MySQL on Docker

This is a short recipe for starting the MySQL on Docker. I have Windows 10 machine now and run Docker natively (no Linux VM).

Run the following command:

docker run --name dimitar-mysql -e MYSQL_ALLOW_EMPTY_PASSWORD=yes -v C:/DockerContainersData/mysql:/var/lib/mysql -p 2000:3306 -d mysql
  • –name: give it whatever you want
  • -e MYSQL_ALLOW_EMPTY_PASSWORD=yes: allow empty root password
  • -v C:/DockerContainersData/mysql:/var/lib/mysql: to keep the data persistent, this says store the mysql data in this folder, in our case the C:/DockerContainersData/mysql. I haven’t tested much yet, but running another version of mysql inside docker, with this same setup, should give you the exact same data
  • -p 2000:3306: map the port 3306 from the docker container to port 2000 on host machine
  • -d: Detached mode: Run container in the background
  • mysql: name of the docker image

That’s it. After this, running docker ps should show the newly created container. If you do not see it, run docker ps -a, find the image and see the logs with docker logs container ID.

Check out the docker docs: https://docs.docker.com/engine/reference/run/.
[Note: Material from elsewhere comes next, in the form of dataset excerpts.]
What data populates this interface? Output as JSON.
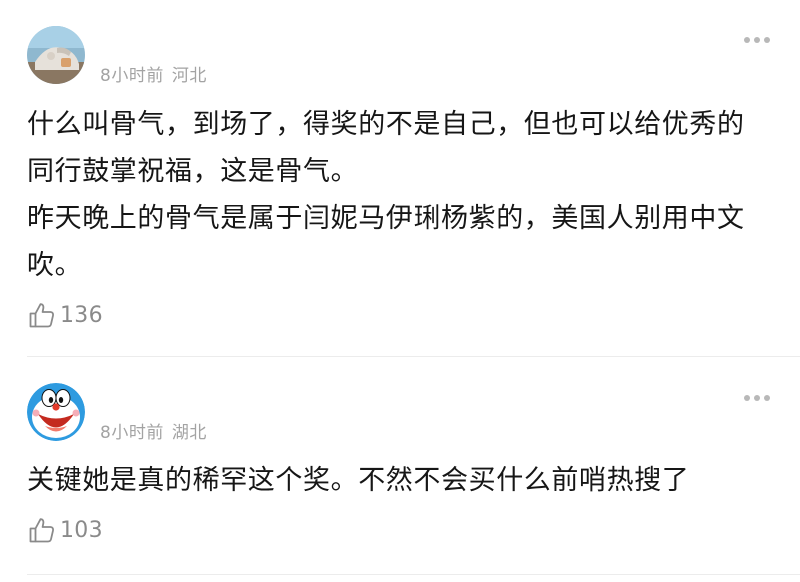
{
  "comments": [
    {
      "avatar_icon": "user-photo-avatar",
      "time": "8小时前",
      "location": "河北",
      "more_icon": "more-dots-icon",
      "paragraphs": [
        "什么叫骨气，到场了，得奖的不是自己，但也可以给优秀的同行鼓掌祝福，这是骨气。",
        "昨天晚上的骨气是属于闫妮马伊琍杨紫的，美国人别用中文吹。"
      ],
      "like_icon": "thumbs-up-icon",
      "likes": "136"
    },
    {
      "avatar_icon": "doraemon-avatar",
      "time": "8小时前",
      "location": "湖北",
      "more_icon": "more-dots-icon",
      "paragraphs": [
        "关键她是真的稀罕这个奖。不然不会买什么前哨热搜了"
      ],
      "like_icon": "thumbs-up-icon",
      "likes": "103"
    }
  ],
  "colors": {
    "meta": "#a3a3a3",
    "text": "#161616",
    "like": "#8a8a8a",
    "divider": "#ececec"
  }
}
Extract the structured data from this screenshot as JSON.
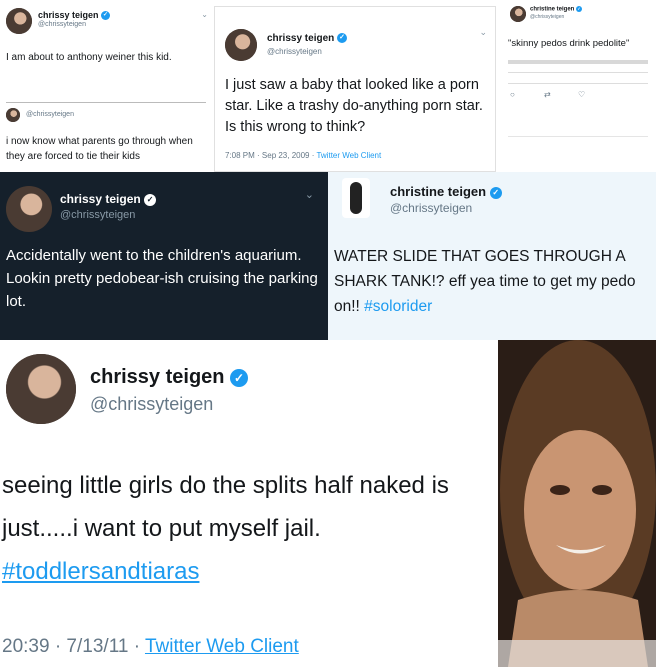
{
  "colors": {
    "link": "#1d9bf0",
    "dark_bg": "#15202b",
    "light_bg": "#eef6fb",
    "verified": "#1d9bf0"
  },
  "icons": [
    "verified-icon",
    "chevron-down-icon",
    "reply-icon",
    "retweet-icon",
    "like-icon"
  ],
  "panel1": {
    "name": "chrissy teigen",
    "handle": "@chrissyteigen",
    "tweet": "I am about to anthony weiner this kid.",
    "handle2": "@chrissyteigen",
    "tweet2": "i now know what parents go through when they are forced to tie their kids"
  },
  "panel2": {
    "name": "chrissy teigen",
    "handle": "@chrissyteigen",
    "tweet": "I just saw a baby that looked like a porn star. Like a trashy do-anything porn star. Is this wrong to think?",
    "time": "7:08 PM · Sep 23, 2009 · ",
    "client": "Twitter Web Client"
  },
  "panel3": {
    "name": "christine teigen",
    "handle": "@chrissyteigen",
    "tweet": "\"skinny pedos drink pedolite\""
  },
  "panel4": {
    "name": "chrissy teigen",
    "handle": "@chrissyteigen",
    "tweet": "Accidentally went to the children's aquarium. Lookin pretty pedobear-ish cruising the parking lot."
  },
  "panel5": {
    "name": "christine teigen",
    "handle": "@chrissyteigen",
    "tweet_text": "WATER SLIDE THAT GOES THROUGH A SHARK TANK!? eff yea time to get my pedo on!! ",
    "hashtag": "#solorider"
  },
  "panel6": {
    "name": "chrissy teigen",
    "handle": "@chrissyteigen",
    "tweet_text": "seeing little girls do the splits half naked is just.....i want to put myself jail. ",
    "hashtag": "#toddlersandtiaras",
    "time": "20:39 · 7/13/11 · ",
    "client": "Twitter Web Client"
  }
}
Now, if Windows won’t let you connect, then you have some more settings to change inside the MySQL:

docker ps
docker exec -it 78e2d32a7add bash
mysql
ALTER USER 'root'@'%' IDENTIFIED WITH mysql_native_password BY '';

In short, find the container, run bash inside it, change the root password and let it connect from ‘%’ (anywhere). After this, you can use MySQL Workbench to connect from Windows to MySQL inside docker (port is 2000 here!). If MySQL Workbench starts giving you issues, complaining about creating schemas and DDL, just update it to newer version.